There are two bookstores in downtown that reverse that trend, both one block between each other. They represent two business models, and their experience gives a bit of insight into the future of independent booksellers in this country.

Metropolis Books

This is a little gem of a store tucked away next to an abandoned movie theatre on Main. A refuge from the grit of the Arts District, it has all of the charm of a favorite aunt’s home—couches, fans, and a friendly dog resting near the entrance, not to mention very kind staff.

Metropolis has some specialties like mystery, horror, fantasy, and science fiction. It even has a nice young adult nook at the back that would make Judy Blume proud. There is a used bookshelf in the corner, but most of the stuff on sale are crisp hardbacks and paperbacks. Some of the titles are too expensive for my budget, so when I look through the stacks, I make a mental note to compare the prices to those on Amazon.

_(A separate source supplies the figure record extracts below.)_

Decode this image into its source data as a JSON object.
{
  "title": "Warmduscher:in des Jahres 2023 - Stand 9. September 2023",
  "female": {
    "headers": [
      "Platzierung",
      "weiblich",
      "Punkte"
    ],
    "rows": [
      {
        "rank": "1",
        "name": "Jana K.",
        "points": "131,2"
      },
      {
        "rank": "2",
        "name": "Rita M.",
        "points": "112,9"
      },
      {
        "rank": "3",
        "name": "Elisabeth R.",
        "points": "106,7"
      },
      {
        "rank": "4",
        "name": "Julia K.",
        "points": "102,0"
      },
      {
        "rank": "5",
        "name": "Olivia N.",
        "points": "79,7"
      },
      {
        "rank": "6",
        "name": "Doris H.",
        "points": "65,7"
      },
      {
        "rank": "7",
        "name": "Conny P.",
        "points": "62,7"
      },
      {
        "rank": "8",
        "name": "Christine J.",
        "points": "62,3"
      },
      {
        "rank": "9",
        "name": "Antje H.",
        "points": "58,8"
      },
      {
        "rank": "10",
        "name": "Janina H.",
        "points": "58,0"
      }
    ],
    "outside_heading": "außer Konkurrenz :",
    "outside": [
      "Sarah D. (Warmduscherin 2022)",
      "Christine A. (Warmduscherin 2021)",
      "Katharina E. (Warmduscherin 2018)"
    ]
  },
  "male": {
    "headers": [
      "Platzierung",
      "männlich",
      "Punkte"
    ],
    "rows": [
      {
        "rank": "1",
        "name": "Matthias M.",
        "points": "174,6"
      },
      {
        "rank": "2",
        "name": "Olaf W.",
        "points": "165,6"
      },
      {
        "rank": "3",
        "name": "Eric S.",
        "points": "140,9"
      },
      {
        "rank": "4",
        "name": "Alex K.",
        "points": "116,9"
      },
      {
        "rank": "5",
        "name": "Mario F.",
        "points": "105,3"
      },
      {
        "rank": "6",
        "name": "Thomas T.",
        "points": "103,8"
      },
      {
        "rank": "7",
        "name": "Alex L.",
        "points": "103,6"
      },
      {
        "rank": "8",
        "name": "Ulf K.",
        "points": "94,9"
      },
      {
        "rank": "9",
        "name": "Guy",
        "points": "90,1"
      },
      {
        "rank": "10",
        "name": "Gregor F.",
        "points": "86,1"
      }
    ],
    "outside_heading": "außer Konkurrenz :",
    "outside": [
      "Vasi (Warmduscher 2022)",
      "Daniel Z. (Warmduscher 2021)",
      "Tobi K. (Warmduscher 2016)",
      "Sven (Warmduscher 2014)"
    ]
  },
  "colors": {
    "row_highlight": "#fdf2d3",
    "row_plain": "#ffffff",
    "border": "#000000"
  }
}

And that’s my problem, I love Metropolis Books, but I can’t quite afford its selection. This points to a larger problem in the bookselling community: I am not a fan of the e-book, but the prices do look good—seven or eight dollars less than the list. Call it a failing of my generation but we will always mentally comparison shop between bricks and mortar and whatever’s online.  I want great independent bookstores like Metropolis to exist forever, because they support great independent authors, but I wonder if the competition is far too intense.

The Last Bookstore

The Last Bookstore sits just north of Metropolis next to a quaint little restaurant, The Banquette Café. It just opened last year and has already won Best New Business from The Los Angeles Downtown News. And it does deserve a nod. The staff is friendly and the book selection (almost all used) is strong and eclectic. I could just as easily find a book on philosophy as one on food, or history. Unlike Metropolis, they don’t specialize in any genre, but they do have a great literature section. In fact, there’s an entire shelf in back devoted to local poets and prose writers.

The Last Bookstore, perhaps because it is run with such youthful enthusiasm, hosts a plethora of events. Almost every month’s art walk brings another reading or music performance. The shop is always busy, especially with young hipsters, and sometimes I can’t even find a seat at the table in back.

Yet, there are very few new books on sale. Their business model is good—used books can be bought at a fraction of the price and are easy to resell. Let’s face it, most readers aren’t sticklers for clean-looking pages. The Last Bookstore is not just a tongue in cheek nod to 1984; this is the last place books are sold. Authors and publishers make no money on the merchandise. I love the store, but I worry the name is a self-fulfilling prophecy: if there were only last bookstores, there would be no authors and no new books.

I spend more money at the Last Bookstore, by far, but I can’t help but think this isn’t doing much for the book buying economy. Secondhand bookstores will always exist; even in an internet economy they can do most of their business online because there still is a market for old or out of print books. And as much as I like the model, I can’t help but feel nostalgic for those places that weren’t the last, the places you come to find books first, the kind of stores that are quietly disappearing.